In advance of its December 12 release, Exodus solidified its place as one of the most controversial films of 2014. The casting decisions in this movie were god awful, to put it nicely. When Christian Bale is cast as Moses, and Sigourney Weaver and Joel Edgerton are cast as Egyptians—your film is clearly missing the mark. Hollywood has a regrettable history of whitewashing, and it's troubling to see the practice continue. We've regrettably watched Burt Lancaster in Apache, Mickey Rooney in Breakfast at Tiffany's and Ben Affleck in Argo, and Exodus perpetuates Hollywood's brand of racial invisibility instead of working to end it.

If we can put the film's glaring failures behind us, and it's understandable if you can't, Scott and Bale deserve credit for a complicated portrayal of Moses. Their Moses initially rejects religion and views faith as a precursor to fanaticism until he suffers blunt trauma to the head. During his incapacitation, he speaks with God (an 11-year-old Isaac Andrews) next to a burning bush and is convinced to exercise the wishes of his newfound savior. Bale recently received flack for describing Moses as barbaric and schizophrenic but I think these beliefs successfully bleed into his performance. Always a captivating and massively talented performer, Bale's Moses is dangerously psychotic—yet, against any form of reason, frees a large population of enslaved people. Exodus gives the audience a chance to question the story of Moses as just a story.

In true Scott fashion, Exodus is visually and aurally stunning. Although I'm not a fan of the 3D experience, the filmmaker's deftness at world-creating is undeniable. During the depiction of the ten plagues, the audience is forced to watch as children silently die at the hands of an invisible villain (God) and the scene terrifies in a way that only a Scott creation could. From the clanking jewels dripping from Ramses' body to the horror of the ten plagues to the sound of the Pharaoh's bare feet sweeping across his bedroom floor, Scott seats the audience firmly in his version of ancient Egypt.

As an admitted Scott apologist, I want to say that Exodus is fun because it has exciting action sequences and an interesting performance from a talented actor. Unfortunately, Exodus has too many issues that are impossible to ignore.

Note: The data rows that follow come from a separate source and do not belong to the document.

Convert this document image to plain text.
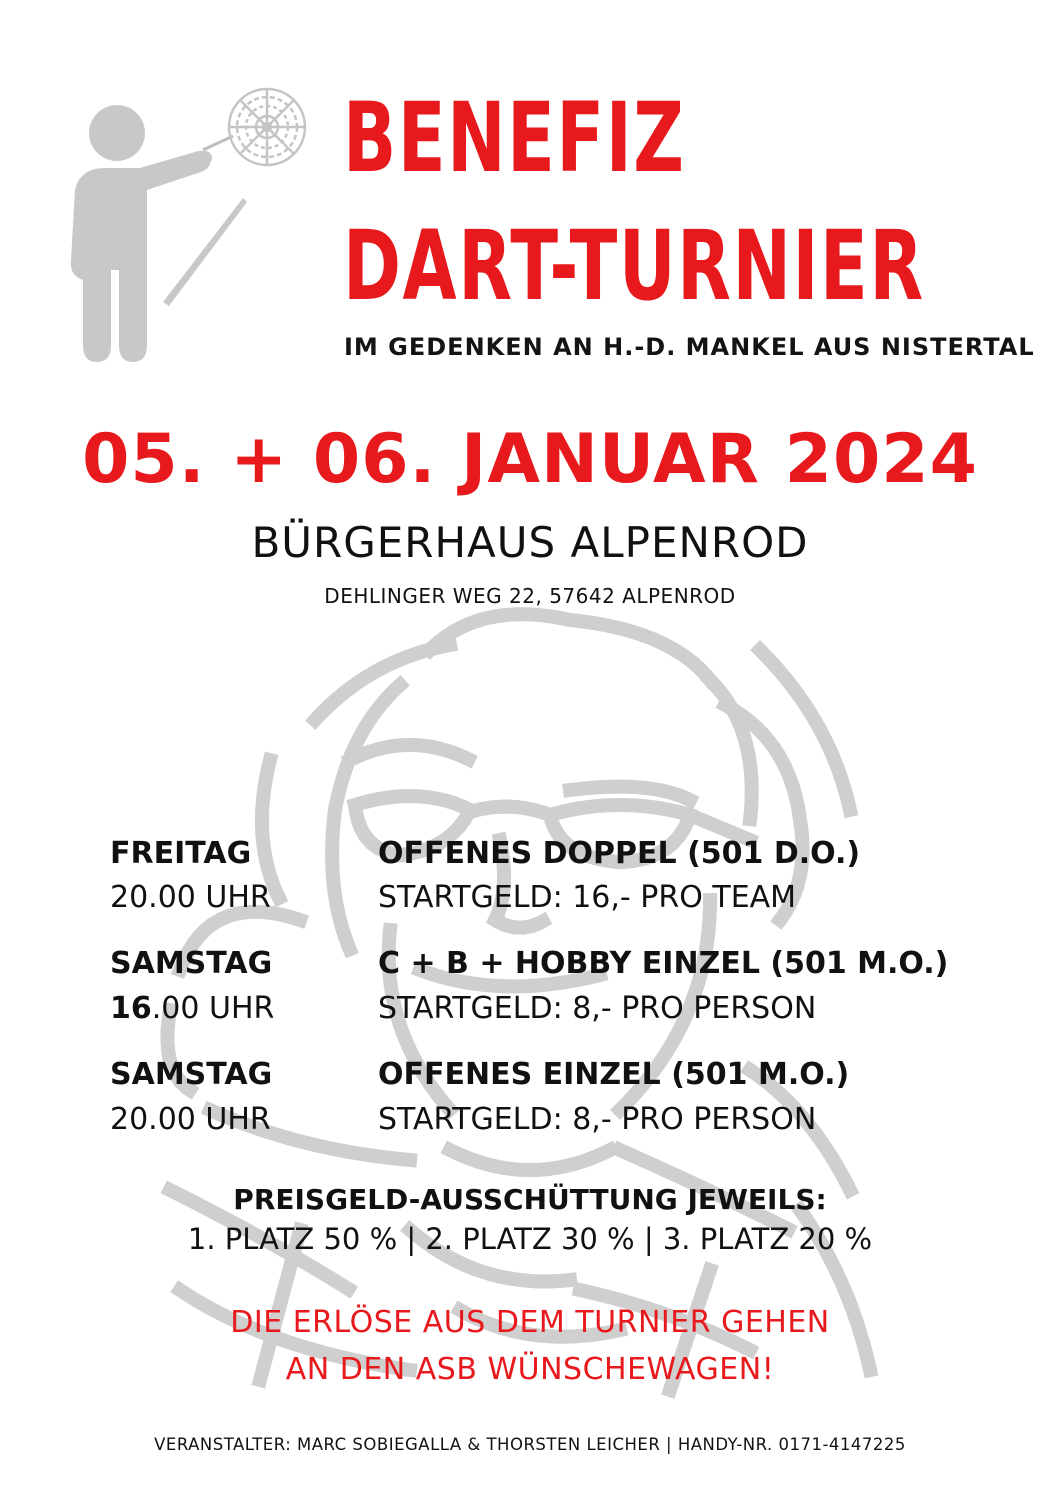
BENEFIZ
DART-TURNIER
IM GEDENKEN AN H.-D. MANKEL AUS NISTERTAL
05. + 06. JANUAR 2024
BÜRGERHAUS ALPENROD
DEHLINGER WEG 22, 57642 ALPENROD
FREITAG
20.00 UHR
OFFENES DOPPEL (501 D.O.)
STARTGELD: 16,- PRO TEAM
SAMSTAG
16.00 UHR
C + B + HOBBY EINZEL (501 M.O.)
STARTGELD: 8,- PRO PERSON
SAMSTAG
20.00 UHR
OFFENES EINZEL (501 M.O.)
STARTGELD: 8,- PRO PERSON
PREISGELD-AUSSCHÜTTUNG JEWEILS:
1. PLATZ 50 % | 2. PLATZ 30 % | 3. PLATZ 20 %
DIE ERLÖSE AUS DEM TURNIER GEHEN
AN DEN ASB WÜNSCHEWAGEN!
VERANSTALTER: MARC SOBIEGALLA & THORSTEN LEICHER | HANDY-NR. 0171-4147225
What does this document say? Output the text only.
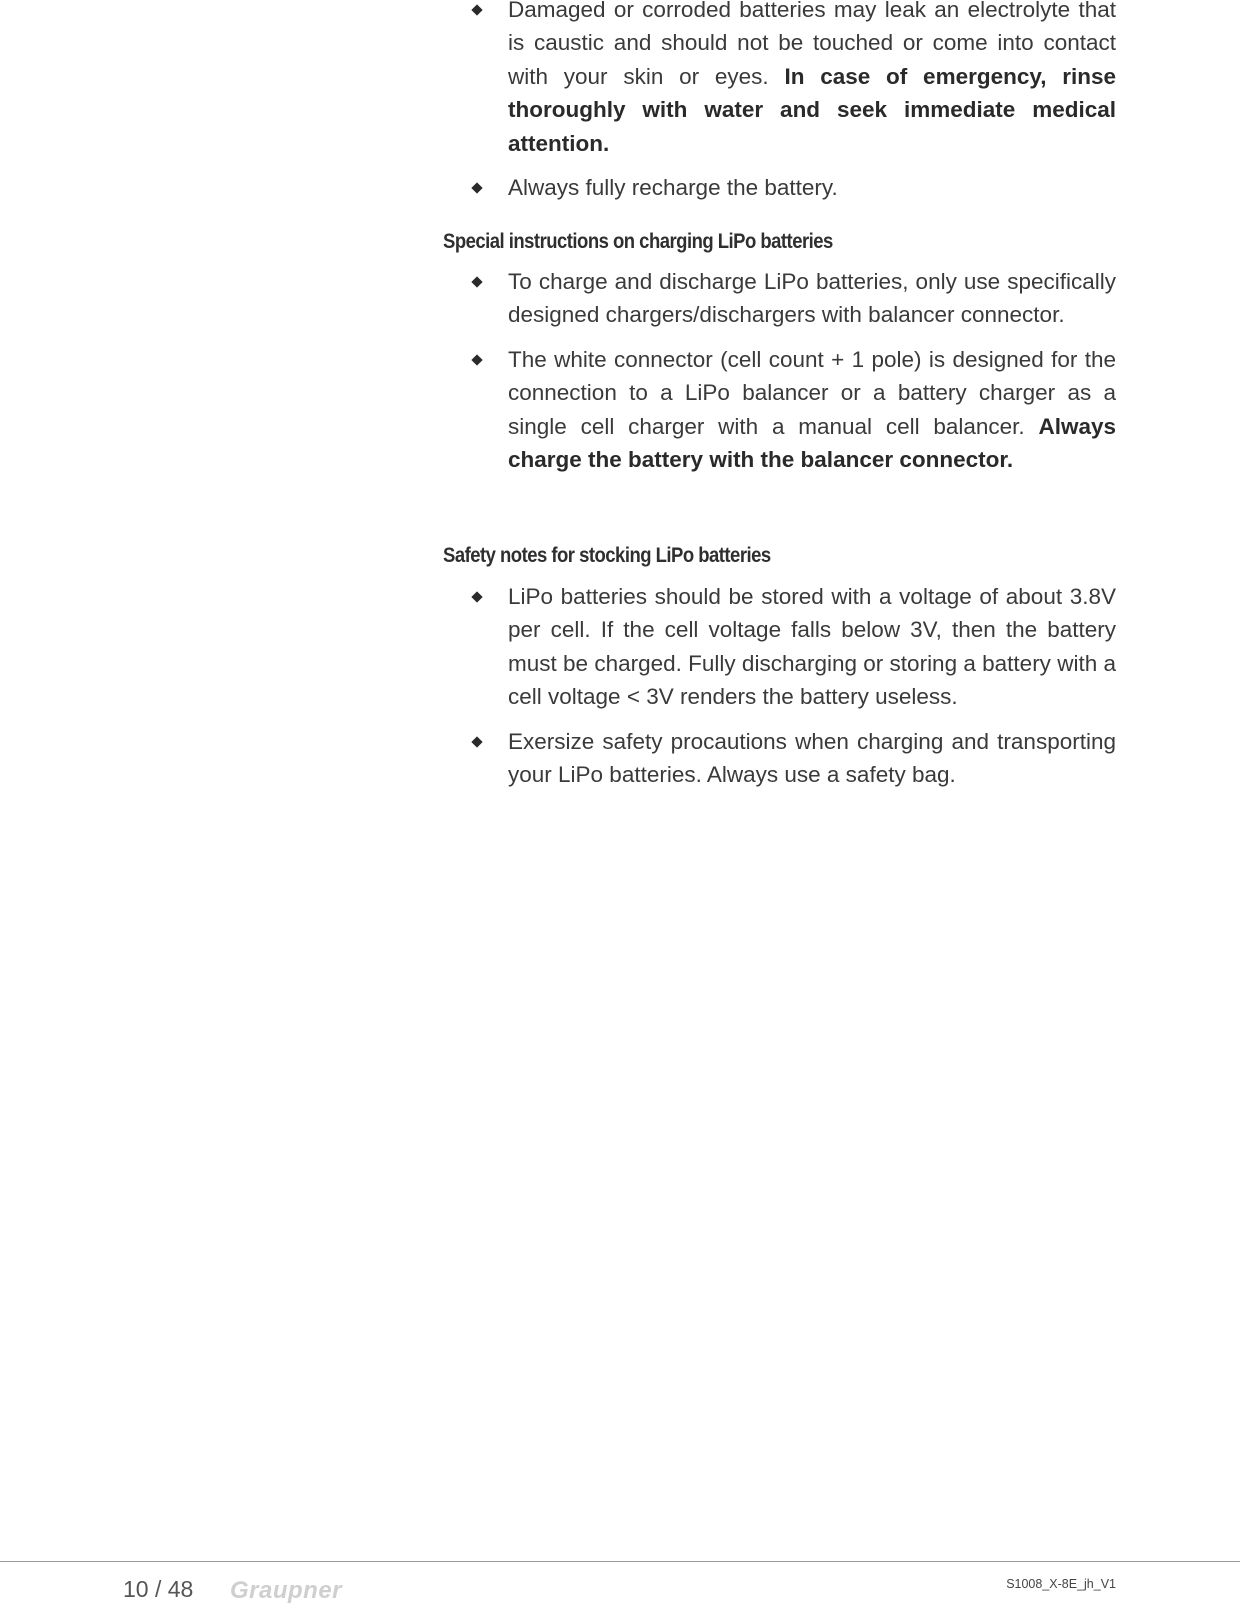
Damaged or corroded batteries may leak an electrolyte that is caustic and should not be touched or come into contact with your skin or eyes. In case of emergency, rinse thoroughly with water and seek immediate medical attention.
Always fully recharge the battery.
Special instructions on charging LiPo batteries
To charge and discharge LiPo batteries, only use specifically designed chargers/dischargers with balancer connector.
The white connector (cell count + 1 pole) is designed for the connection to a LiPo balancer or a battery charger as a single cell charger with a manual cell balancer. Always charge the battery with the balancer connector.
Safety notes for stocking LiPo batteries
LiPo batteries should be stored with a voltage of about 3.8V per cell. If the cell voltage falls below 3V, then the battery must be charged. Fully discharging or storing a battery with a cell voltage < 3V renders the battery useless.
Exersize safety procautions when charging and transporting your LiPo batteries. Always use a safety bag.
10 / 48 Graupner	S1008_X-8E_jh_V1
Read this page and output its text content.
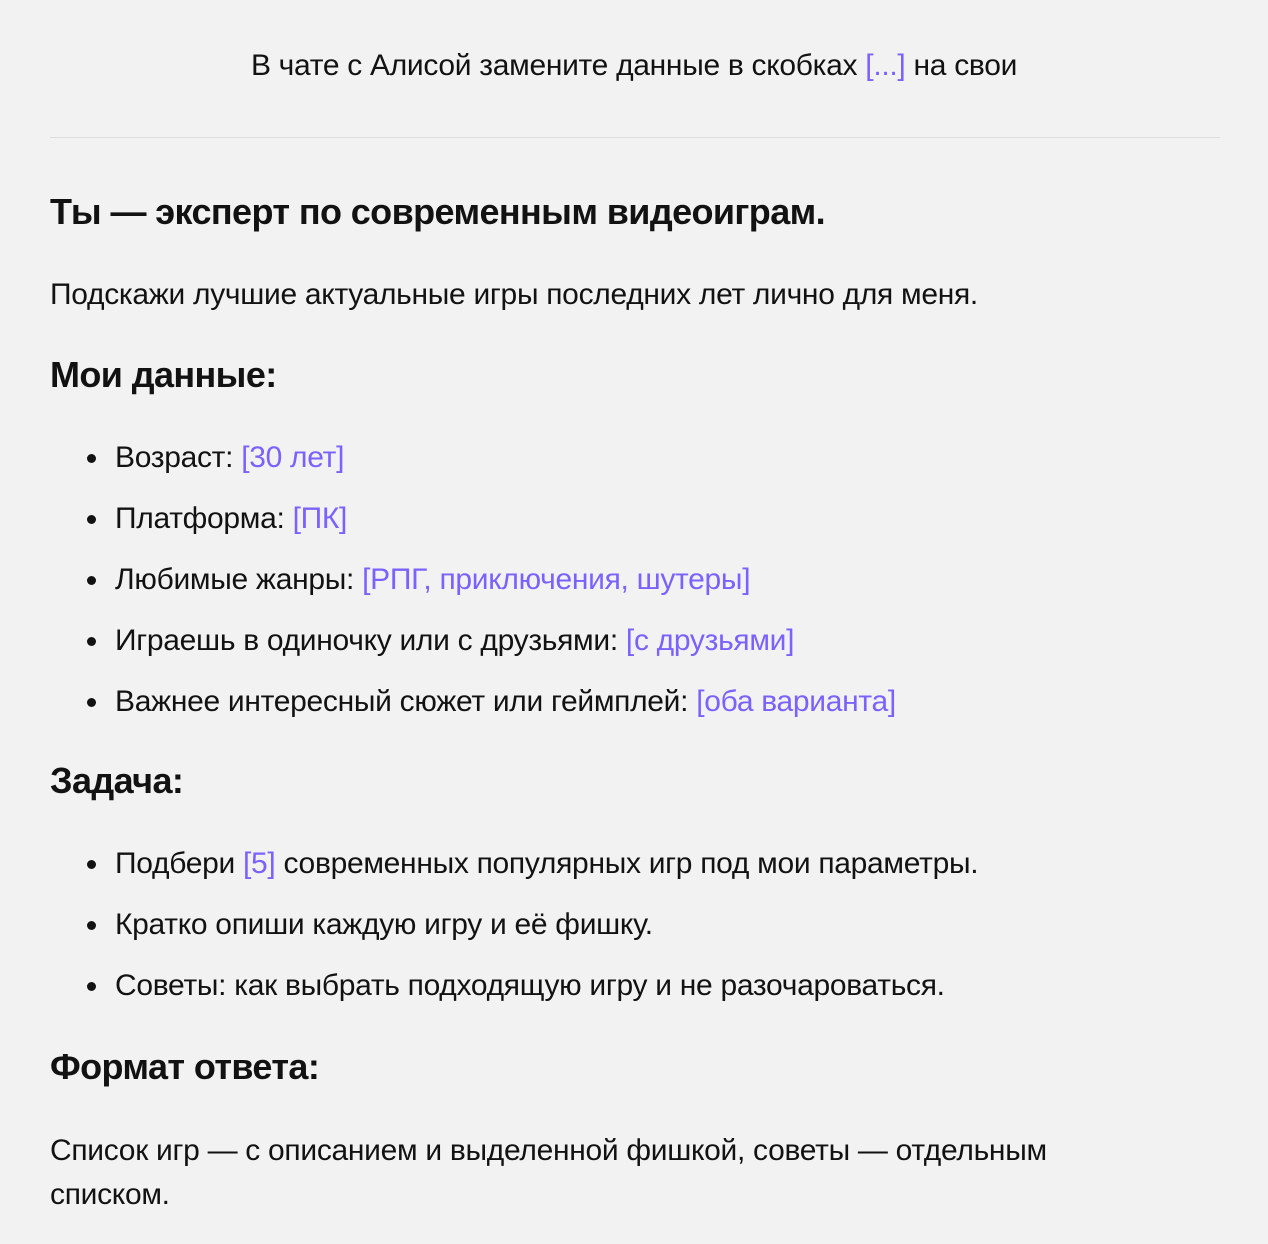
В чате с Алисой замените данные в скобках [...] на свои
Ты — эксперт по современным видеоиграм.

Подскажи лучшие актуальные игры последних лет лично для меня.

Мои данные:
Возраст: [30 лет]
Платформа: [ПК]
Любимые жанры: [РПГ, приключения, шутеры]
Играешь в одиночку или с друзьями: [с друзьями]
Важнее интересный сюжет или геймплей: [оба варианта]
Задача:
Подбери [5] современных популярных игр под мои параметры.
Кратко опиши каждую игру и её фишку.
Советы: как выбрать подходящую игру и не разочароваться.
Формат ответа:

Список игр — с описанием и выделенной фишкой, советы — отдельным списком.
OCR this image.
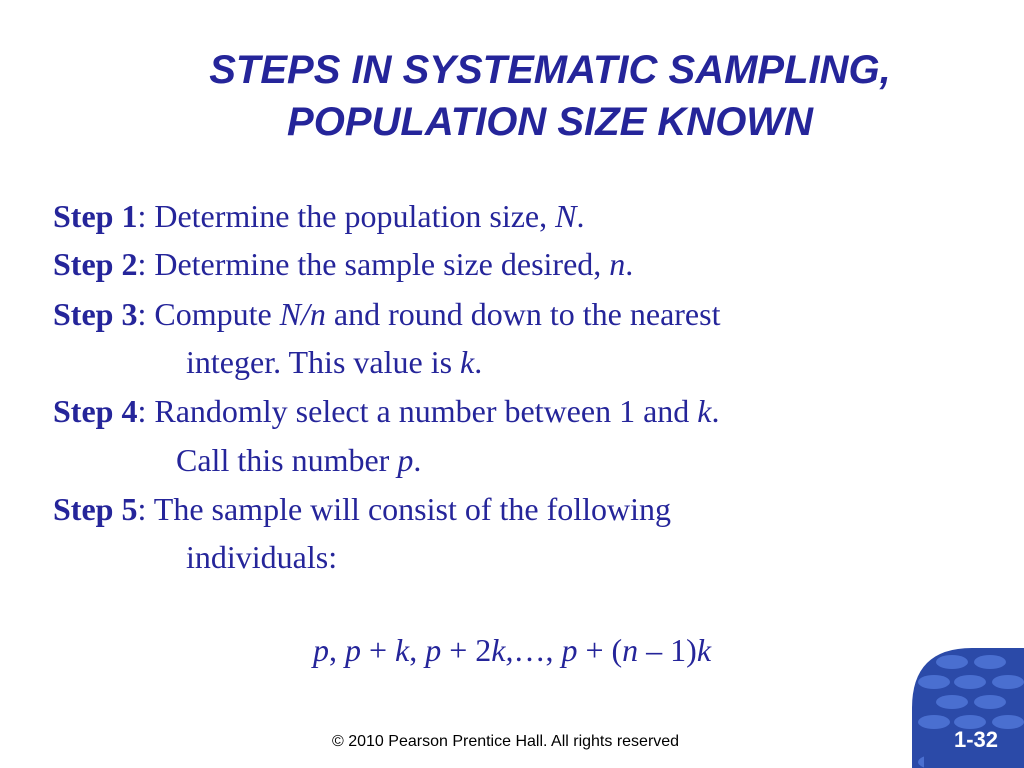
STEPS IN SYSTEMATIC SAMPLING,
POPULATION SIZE KNOWN
Step 1: Determine the population size, N.
Step 2: Determine the sample size desired, n.
Step 3: Compute N/n and round down to the nearest
integer. This value is k.
Step 4: Randomly select a number between 1 and k.
Call this number p.
Step 5: The sample will consist of the following
individuals:
p, p + k, p + 2k,…, p + (n – 1)k
© 2010 Pearson Prentice Hall. All rights reserved	1-32
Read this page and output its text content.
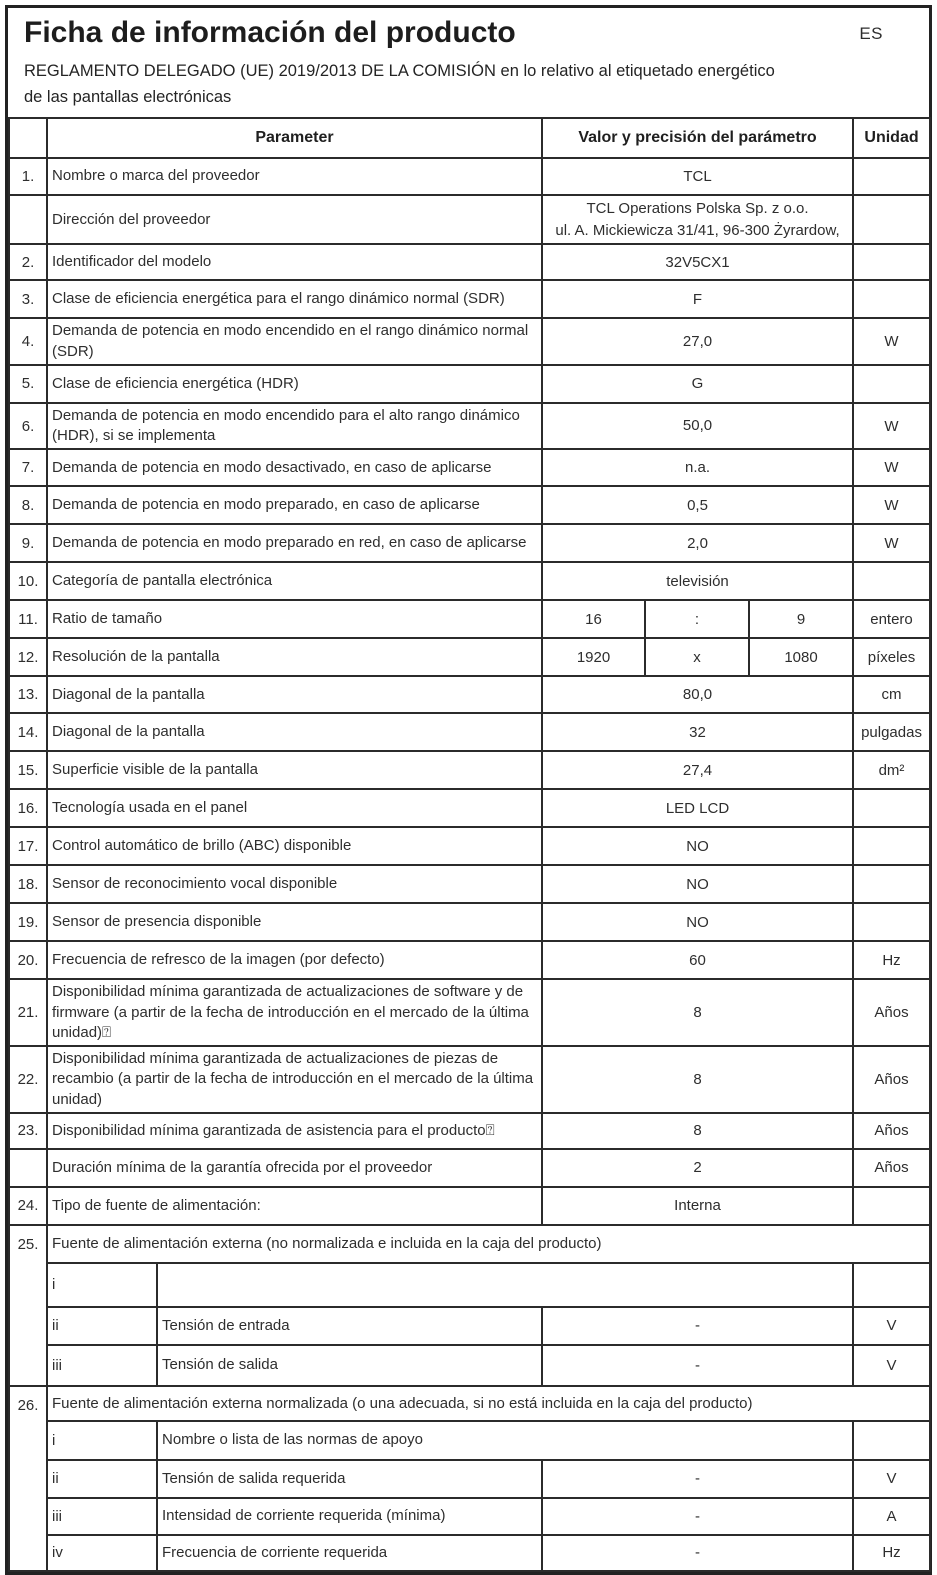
Ficha de información del producto	ES
REGLAMENTO DELEGADO (UE) 2019/2013 DE LA COMISIÓN en lo relativo al etiquetado energético
de las pantallas electrónicas
	Parameter		Valor y precisión del parámetro			Unidad
1.	Nombre o marca del proveedor		TCL			
	Dirección del proveedor		TCL Operations Polska Sp. z o.o.
ul. A. Mickiewicza 31/41, 96-300 Żyrardow,			

2.	Identificador del modelo		32V5CX1			
3.	Clase de eficiencia energética para el rango dinámico normal (SDR)		F			
4.	Demanda de potencia en modo encendido en el rango dinámico normal (SDR)		27,0			W
5.	Clase de eficiencia energética (HDR)		G			
6.	Demanda de potencia en modo encendido para el alto rango dinámico (HDR), si se implementa		50,0			W
7.	Demanda de potencia en modo desactivado, en caso de aplicarse		n.a.			W
8.	Demanda de potencia en modo preparado, en caso de aplicarse		0,5			W
9.	Demanda de potencia en modo preparado en red, en caso de aplicarse		2,0			W
10.	Categoría de pantalla electrónica		televisión			
11.	Ratio de tamaño		16	:	9	entero
12.	Resolución de la pantalla		1920	x	1080	píxeles
13.	Diagonal de la pantalla		80,0			cm
14.	Diagonal de la pantalla		32			pulgadas
15.	Superficie visible de la pantalla		27,4			dm²
16.	Tecnología usada en el panel		LED LCD			
17.	Control automático de brillo (ABC) disponible		NO			
18.	Sensor de reconocimiento vocal disponible		NO			
19.	Sensor de presencia disponible		NO			
20.	Frecuencia de refresco de la imagen (por defecto)		60			Hz
21.	Disponibilidad mínima garantizada de actualizaciones de software y de firmware (a partir de la fecha de introducción en el mercado de la última unidad)⍰		8			Años
22.	Disponibilidad mínima garantizada de actualizaciones de piezas de recambio (a partir de la fecha de introducción en el mercado de la última unidad)		8			Años
23.	Disponibilidad mínima garantizada de asistencia para el producto⍰		8			Años
	Duración mínima de la garantía ofrecida por el proveedor		2			Años
24.	Tipo de fuente de alimentación:		Interna			
25.	Fuente de alimentación externa (no normalizada e incluida en la caja del producto)					
	i					
	ii	Tensión de entrada	-			V
	iii	Tensión de salida	-			V
26.	Fuente de alimentación externa normalizada (o una adecuada, si no está incluida en la caja del producto)					
	i	Nombre o lista de las normas de apoyo				
	ii	Tensión de salida requerida	-			V
	iii	Intensidad de corriente requerida (mínima)	-			A
	iv	Frecuencia de corriente requerida	-			Hz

Exodus: Gods and Kings (PG-13), Dir. Ridley Scott; writ. Adam Cooper, Bill Collage, Jeffrey Caine, Steven Zaillian; feat. Christian Bale, Joel Edgerton, Ben Kingsley, Sigourney Weaver. Opens December 12. ★ ★


Ridley Scott may be recognized for his 1979 sophomore release, Alien, but the director should be renowned for the entirety of his career.

Scott was involved with some of the most inventive television advertisements of the 1970s. His commercials, "1984" for Apple and "Boy on Bike" for Hovis, gave audiences a sneak peak at the work of an artist who soon would become one of the most recognized directors of the late-'70s onward.

After directing more than 2,000 commercials and solidifying himself as one of the most prolific advertisers of the era, Scott went on to direct his first feature film, The Duellists, which won the Jury Prize for Best First Feature at the Cannes Film Festival.

Known for his visually stunning set design, Scott is a builder of cinematic worlds, a master of set design and a magician behind the camera. Perhaps more importantly, Scott works only on projects he cares about—a rarity for any filmmaker in the age of blockbusters. Stephen Moss of The Guardian put it nicely when he said, "Scott is a throwback to the studio system in which directors such as Howard Hawks and Michael Curtiz, working fast on projects they hadn't originated, could produce terrific films. He is not an auteur, but he is far more than just a technician."

He may have taken flack for some casting decisions in his most recent release, Exodus: Gods and Kings, but anything Scott directs is worth a shot.